Di Nicholas non sapevo niente. Conoscevo solo il fatto che fosse il capitano della squadra di Basket, sua sorella era morta e che faceva parte del gruppo dei popolari.

Non sapevo neanche quanti anni avesse.

Forse dalla sua alta statura e dalla sua faccia molto matura penso che abbia diciannove anni.

Nicholas era molto alto. Forse era un un metro e novanta ed io appena gli sfioravo le spalle. Era un gigante.

Guardavo al di là della finestra durante l'ora di letteratura inglese e anche se avrei provato a seguire lo stesso non avrei capito niente, quindi era inutile seguire la lezione. Soprattutto a nessuno fregava della vita di William Shakespeare.

Immaginavo sempre che esistesse un'altro universo o un'altro mondo oltre al nostro. Almeno se la mia teoria fosse stata giusta avrei desiderato che almeno lì non fossi sorda.

Avrei voluto essere estroversa, socievole, gentile e anche molto logorroica. Forse era un difetto per alcune persone ma io lo reputavo più un pregio.

Condividevo l'idea che a volte fossero troppo pesanti ma ti facevano sentire parte della loro vita e forse avrei voluto essere logorroica che muta.

Conoscevo di storie di persone sorde che parlavano normalmente o altre persone che seppure non riuscivano a fare bene il suono di quella determinata lettera almeno riuscivano a parlare.
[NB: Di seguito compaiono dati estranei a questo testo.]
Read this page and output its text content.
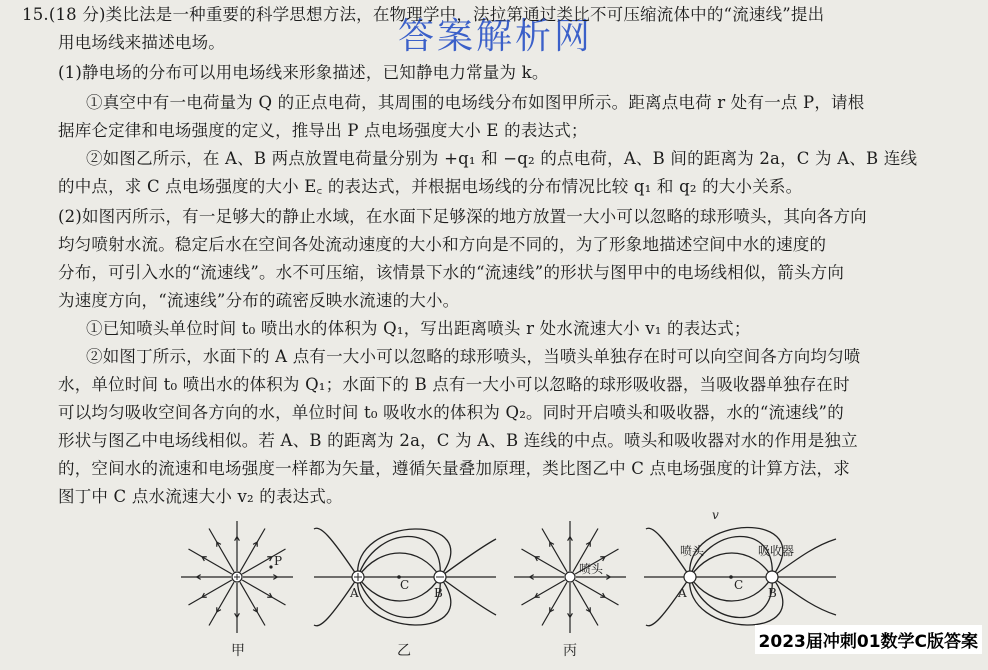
答案解析网
15.(18 分)类比法是一种重要的科学思想方法，在物理学中，法拉第通过类比不可压缩流体中的“流速线”提出
用电场线来描述电场。
(1)静电场的分布可以用电场线来形象描述，已知静电力常量为 k。
①真空中有一电荷量为 Q 的正点电荷，其周围的电场线分布如图甲所示。距离点电荷 r 处有一点 P，请根
据库仑定律和电场强度的定义，推导出 P 点电场强度大小 E 的表达式；
②如图乙所示，在 A、B 两点放置电荷量分别为 +q₁ 和 −q₂ 的点电荷，A、B 间的距离为 2a，C 为 A、B 连线
的中点，求 C 点电场强度的大小 E꜀ 的表达式，并根据电场线的分布情况比较 q₁ 和 q₂ 的大小关系。
(2)如图丙所示，有一足够大的静止水域，在水面下足够深的地方放置一大小可以忽略的球形喷头，其向各方向
均匀喷射水流。稳定后水在空间各处流动速度的大小和方向是不同的，为了形象地描述空间中水的速度的
分布，可引入水的“流速线”。水不可压缩，该情景下水的“流速线”的形状与图甲中的电场线相似，箭头方向
为速度方向，“流速线”分布的疏密反映水流速的大小。
①已知喷头单位时间 t₀ 喷出水的体积为 Q₁，写出距离喷头 r 处水流速大小 v₁ 的表达式；
②如图丁所示，水面下的 A 点有一大小可以忽略的球形喷头，当喷头单独存在时可以向空间各方向均匀喷
水，单位时间 t₀ 喷出水的体积为 Q₁；水面下的 B 点有一大小可以忽略的球形吸收器，当吸收器单独存在时
可以均匀吸收空间各方向的水，单位时间 t₀ 吸收水的体积为 Q₂。同时开启喷头和吸收器，水的“流速线”的
形状与图乙中电场线相似。若 A、B 的距离为 2a，C 为 A、B 连线的中点。喷头和吸收器对水的作用是独立
的，空间水的流速和电场强度一样都为矢量，遵循矢量叠加原理，类比图乙中 C 点电场强度的计算方法，求
图丁中 C 点水流速大小 v₂ 的表达式。
P
甲
C
A	B
乙
喷头
丙
C
A	B
喷头	吸收器
v
2023届冲刺01数学C版答案
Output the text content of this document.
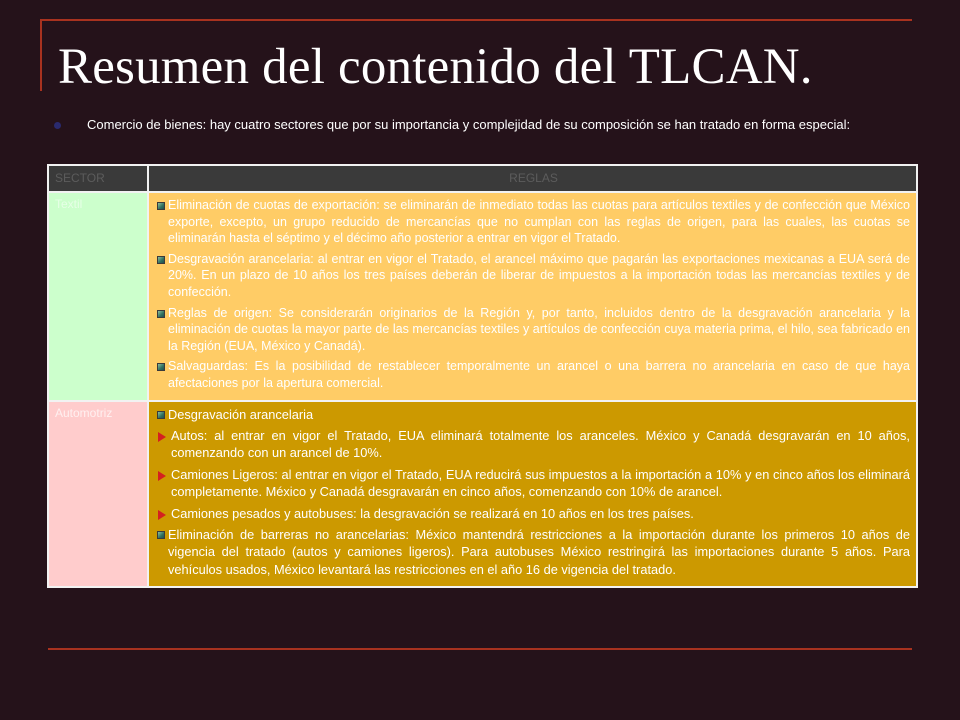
Resumen del contenido del TLCAN.
Comercio de bienes: hay cuatro sectores que por su importancia y complejidad de su composición se han tratado en forma especial:
SECTOR	REGLAS
Textil	Eliminación de cuotas de exportación: se eliminarán de inmediato todas las cuotas para artículos textiles y de confección que México exporte, excepto, un grupo reducido de mercancías que no cumplan con las reglas de origen, para las cuales, las cuotas se eliminarán hasta el séptimo y el décimo año posterior a entrar en vigor el Tratado.
Desgravación arancelaria: al entrar en vigor el Tratado, el arancel máximo que pagarán las exportaciones mexicanas a EUA será de 20%. En un plazo de 10 años los tres países deberán de liberar de impuestos a la importación todas las mercancías textiles y de confección.
Reglas de origen: Se considerarán originarios de la Región y, por tanto, incluidos dentro de la desgravación arancelaria y la eliminación de cuotas la mayor parte de las mercancías textiles y artículos de confección cuya materia prima, el hilo, sea fabricado en la Región (EUA, México y Canadá).
Salvaguardas: Es la posibilidad de restablecer temporalmente un arancel o una barrera no arancelaria en caso de que haya afectaciones por la apertura comercial.
Automotriz	Desgravación arancelaria
Autos: al entrar en vigor el Tratado, EUA eliminará totalmente los aranceles. México y Canadá desgravarán en 10 años, comenzando con un arancel de 10%.
Camiones Ligeros: al entrar en vigor el Tratado, EUA reducirá sus impuestos a la importación a 10% y en cinco años los eliminará completamente. México y Canadá desgravarán en cinco años, comenzando con 10% de arancel.
Camiones pesados y autobuses: la desgravación se realizará en 10 años en los tres países.
Eliminación de barreras no arancelarias: México mantendrá restricciones a la importación durante los primeros 10 años de vigencia del tratado (autos y camiones ligeros). Para autobuses México restringirá las importaciones durante 5 años. Para vehículos usados, México levantará las restricciones en el año 16 de vigencia del tratado.
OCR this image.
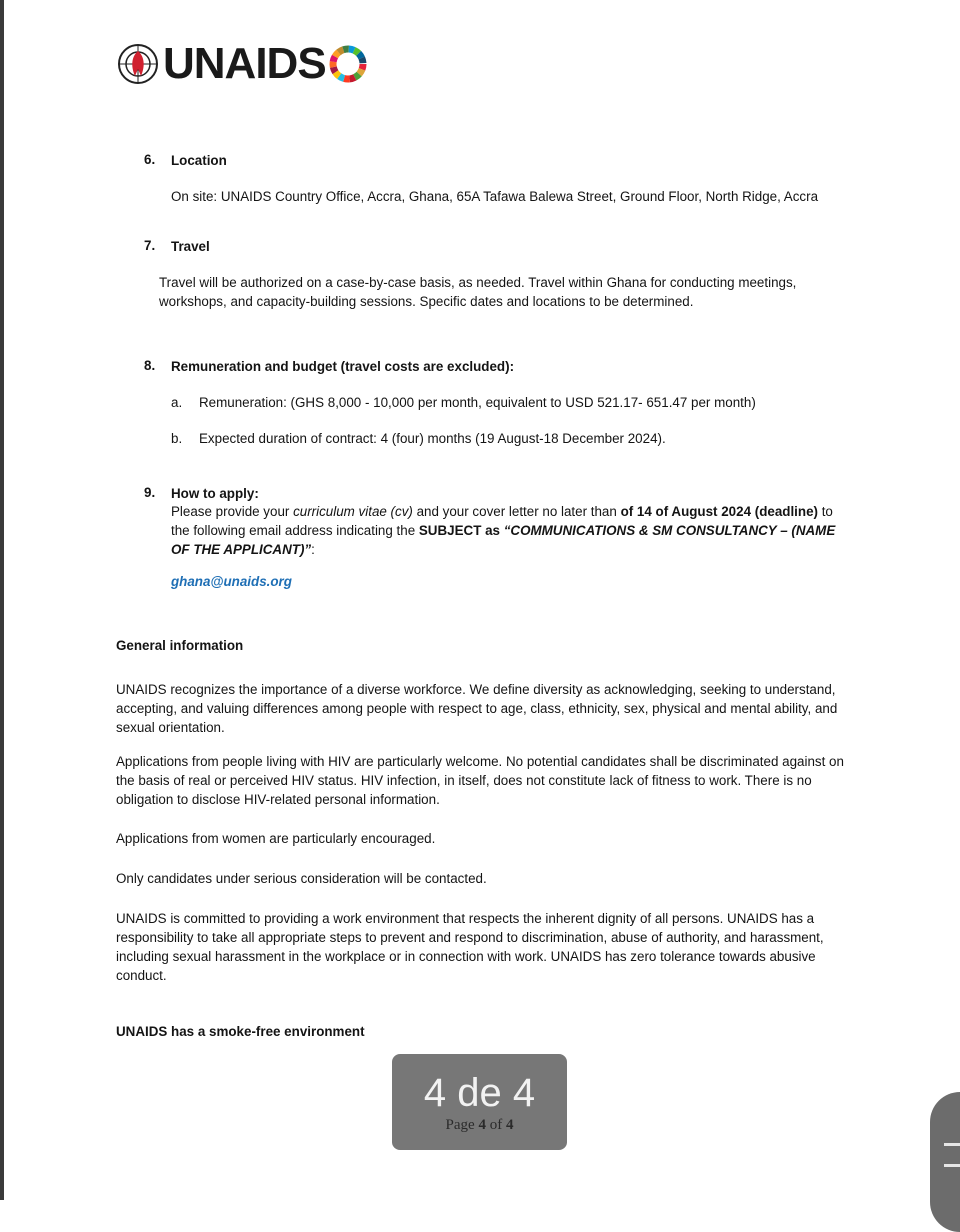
UNAIDS
6. Location

On site: UNAIDS Country Office, Accra, Ghana, 65A Tafawa Balewa Street, Ground Floor, North Ridge, Accra

7. Travel

Travel will be authorized on a case-by-case basis, as needed. Travel within Ghana for conducting meetings, workshops, and capacity-building sessions. Specific dates and locations to be determined.

8. Remuneration and budget (travel costs are excluded):
a. Remuneration: (GHS 8,000 - 10,000 per month, equivalent to USD 521.17- 651.47 per month)
b. Expected duration of contract: 4 (four) months (19 August-18 December 2024).
9. How to apply:

Please provide your curriculum vitae (cv) and your cover letter no later than of 14 of August 2024 (deadline) to the following email address indicating the SUBJECT as “COMMUNICATIONS & SM CONSULTANCY – (NAME OF THE APPLICANT)”:

ghana@unaids.org
General information

UNAIDS recognizes the importance of a diverse workforce. We define diversity as acknowledging, seeking to understand, accepting, and valuing differences among people with respect to age, class, ethnicity, sex, physical and mental ability, and sexual orientation.

Applications from people living with HIV are particularly welcome. No potential candidates shall be discriminated against on the basis of real or perceived HIV status. HIV infection, in itself, does not constitute lack of fitness to work. There is no obligation to disclose HIV-related personal information.

Applications from women are particularly encouraged.

Only candidates under serious consideration will be contacted.

UNAIDS is committed to providing a work environment that respects the inherent dignity of all persons. UNAIDS has a responsibility to take all appropriate steps to prevent and respond to discrimination, abuse of authority, and harassment, including sexual harassment in the workplace or in connection with work. UNAIDS has zero tolerance towards abusive conduct.

UNAIDS has a smoke-free environment
4 de 4
Page 4 of 4
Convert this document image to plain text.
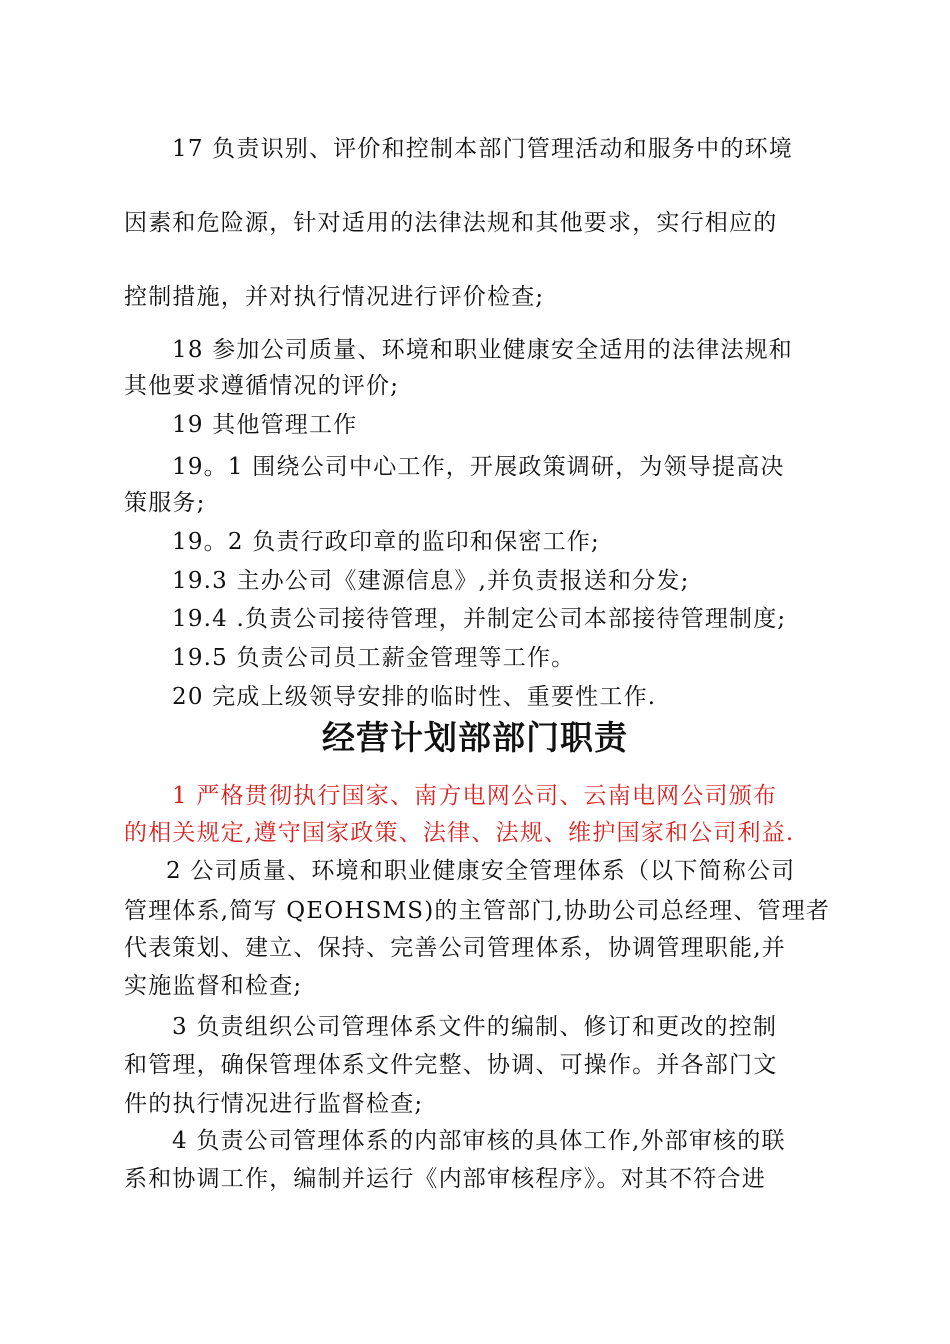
17 负责识别、评价和控制本部门管理活动和服务中的环境
因素和危险源，针对适用的法律法规和其他要求，实行相应的
控制措施，并对执行情况进行评价检查;
18 参加公司质量、环境和职业健康安全适用的法律法规和
其他要求遵循情况的评价;
19 其他管理工作
19。1 围绕公司中心工作，开展政策调研，为领导提高决
策服务;
19。2 负责行政印章的监印和保密工作;
19.3 主办公司《建源信息》,并负责报送和分发;
19.4 .负责公司接待管理，并制定公司本部接待管理制度;
19.5 负责公司员工薪金管理等工作。
20 完成上级领导安排的临时性、重要性工作.
经营计划部部门职责
1 严格贯彻执行国家、南方电网公司、云南电网公司颁布
的相关规定,遵守国家政策、法律、法规、维护国家和公司利益.
2 公司质量、环境和职业健康安全管理体系（以下简称公司
管理体系,简写 QEOHSMS)的主管部门,协助公司总经理、管理者
代表策划、建立、保持、完善公司管理体系，协调管理职能,并
实施监督和检查;
3 负责组织公司管理体系文件的编制、修订和更改的控制
和管理，确保管理体系文件完整、协调、可操作。并各部门文
件的执行情况进行监督检查;
4 负责公司管理体系的内部审核的具体工作,外部审核的联
系和协调工作，编制并运行《内部审核程序》。对其不符合进
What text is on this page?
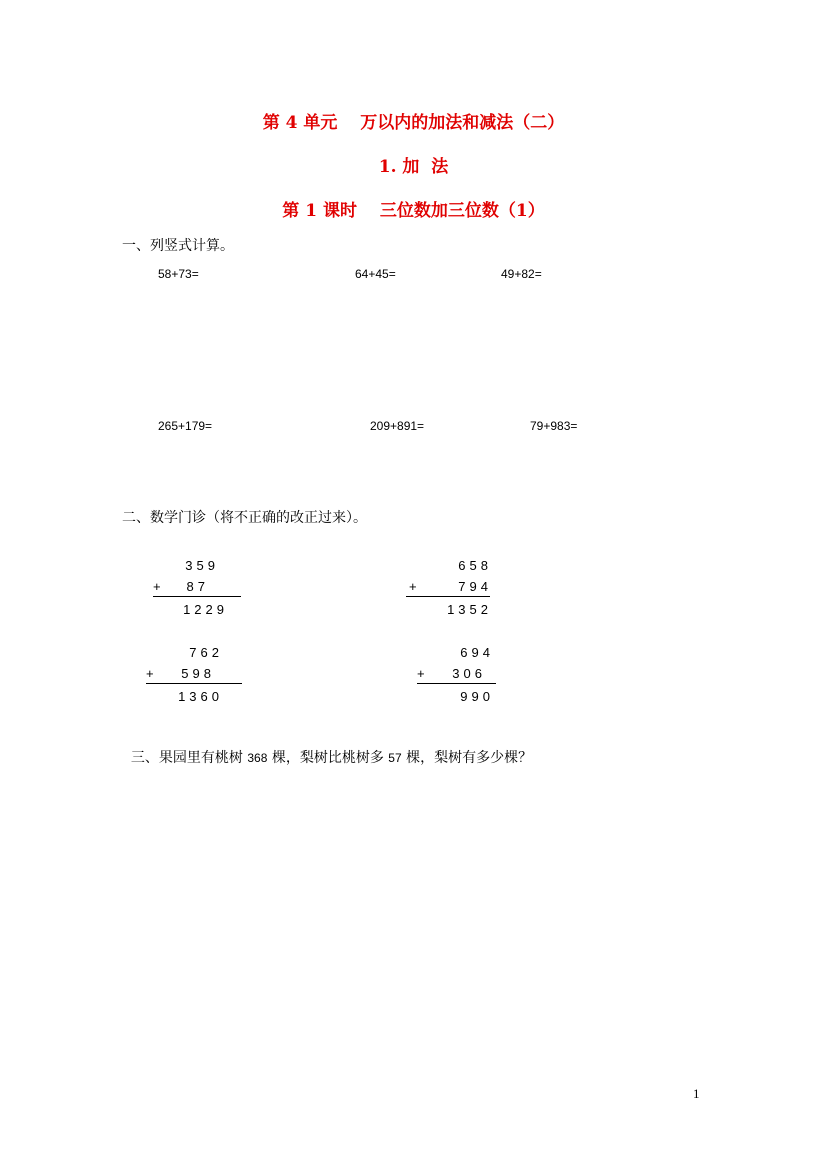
第 4 单元　 万以内的加法和减法（二）
1. 加  法
第 1 课时　 三位数加三位数（1）
一、列竖式计算。
58+73=	64+45=	49+82=
265+179=	209+891=	79+983=
二、数学门诊（将不正确的改正过来）。
359
+ 87
1229
658
+	794
1352
762
+ 598
1360
694
+ 306
990

三、果园里有桃树 368 棵，梨树比桃树多 57 棵，梨树有多少棵？

1
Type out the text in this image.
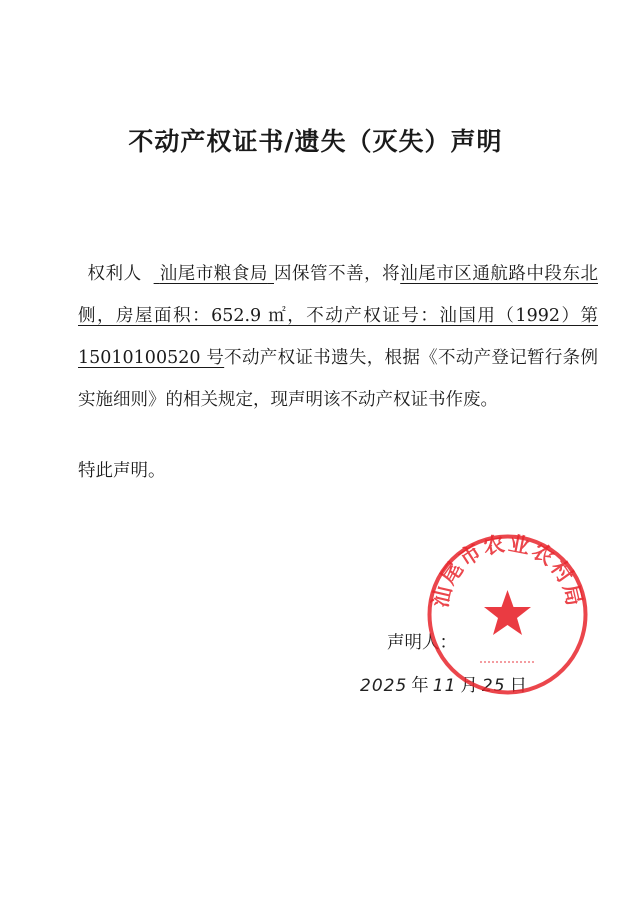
不动产权证书/遗失（灭失）声明

权利人 汕尾市粮食局 因保管不善，将汕尾市区通航路中段东北侧，房屋面积：652.9 ㎡，不动产权证号：汕国用（1992）第 15010100520 号不动产权证书遗失，根据《不动产登记暂行条例实施细则》的相关规定，现声明该不动产权证书作废。

特此声明。

声明人：

2025 年 11 月 25 日
汕尾市农业农村局
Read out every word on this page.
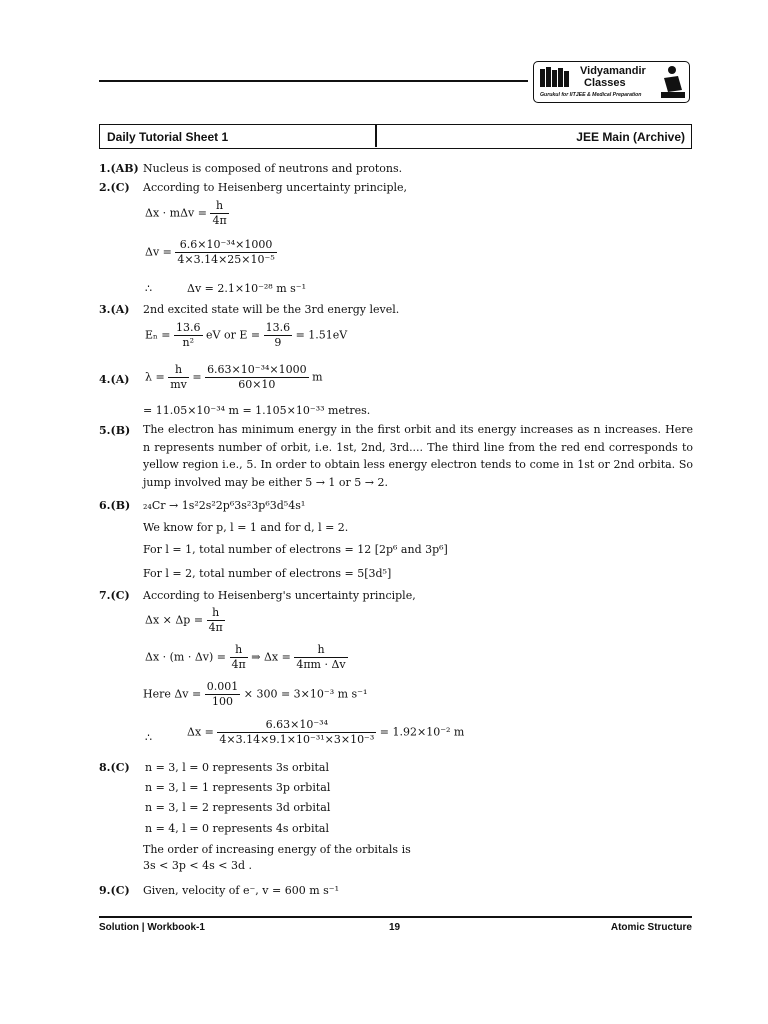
Vidyamandir
Classes
Gurukul for IITJEE & Medical Preparation
Daily Tutorial Sheet 1	JEE Main (Archive)
1.(AB) Nucleus is composed of neutrons and protons.
2.(C) According to Heisenberg uncertainty principle,
$\Delta x \cdot m\Delta v = \frac{h}{4\pi}$
$\Delta v = \frac{\text{6.6×10⁻³⁴×1000}}{\text{4×3.14×25×10⁻⁵}}$
∴	Δv = 2.1×10⁻²⁸ m s⁻¹
3.(A) 2nd excited state will be the 3rd energy level.
$E_n = \frac{13.6}{\text{n²}}$ eV or $E = \frac{13.6}{9} = 1.51eV$
4.(A) $\lambda = \frac{h}{mv} = \frac{\text{6.63×10⁻³⁴×1000}}{60\times 10}$ m
= 11.05×10⁻³⁴ m = 1.105×10⁻³³ metres.
5.(B) The electron has minimum energy in the first orbit and its energy increases as n increases. Here n represents number of orbit, i.e. 1st, 2nd, 3rd.... The third line from the red end corresponds to yellow region i.e., 5. In order to obtain less energy electron tends to come in 1st or 2nd orbita. So jump involved may be either 5 → 1 or 5 → 2.
6.(B) ₂₄Cr → 1s²2s²2p⁶3s²3p⁶3d⁵4s¹
We know for p, l = 1 and for d, l = 2.
For l = 1, total number of electrons = 12 [2p⁶ and 3p⁶]
For l = 2, total number of electrons = 5[3d⁵]
7.(C) According to Heisenberg's uncertainty principle,
$\Delta x \times \Delta p = \frac{h}{4\pi}$
$\Delta x \cdot (m \cdot \Delta v) = \frac{h}{4\pi}$ ⇒ $\Delta x = \frac{h}{4\pi m \cdot \Delta v}$
Here $\Delta v = \frac{0.001}{100} \times 300 = 3\times 10^{-3}$ m s⁻¹
∴	$\Delta x = \frac{\text{6.63×10⁻³⁴}}{\text{4×3.14×9.1×10⁻³¹×3×10⁻³}} = 1.92\times 10^{-2}$ m
8.(C) n = 3, l = 0 represents 3s orbital
n = 3, l = 1 represents 3p orbital
n = 3, l = 2 represents 3d orbital
n = 4, l = 0 represents 4s orbital
The order of increasing energy of the orbitals is
3s < 3p < 4s < 3d .
9.(C) Given, velocity of e⁻, v = 600 m s⁻¹
Solution | Workbook-1	19	Atomic Structure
Invece io zero.

Certo da piccola lo facevo ma poi... poi basta.

Non ricordavo nemmeno come facevo a creare il suono di quelle parole non avendole mai sentite.

Però sapevo che ci riuscivo.

Ci ero riuscita dopo il grande lavoro di mamma. E poi ho smesso dopo pochi mesi dalla sua morte.

Era stata la campanella a farmi scomparire i pensieri da testa. Il pavimento sembrava cadere per quanto stesse tremando.

Alzai il capo e notai che la prof si scaraventò vicino a me e mi passò un bigliettino.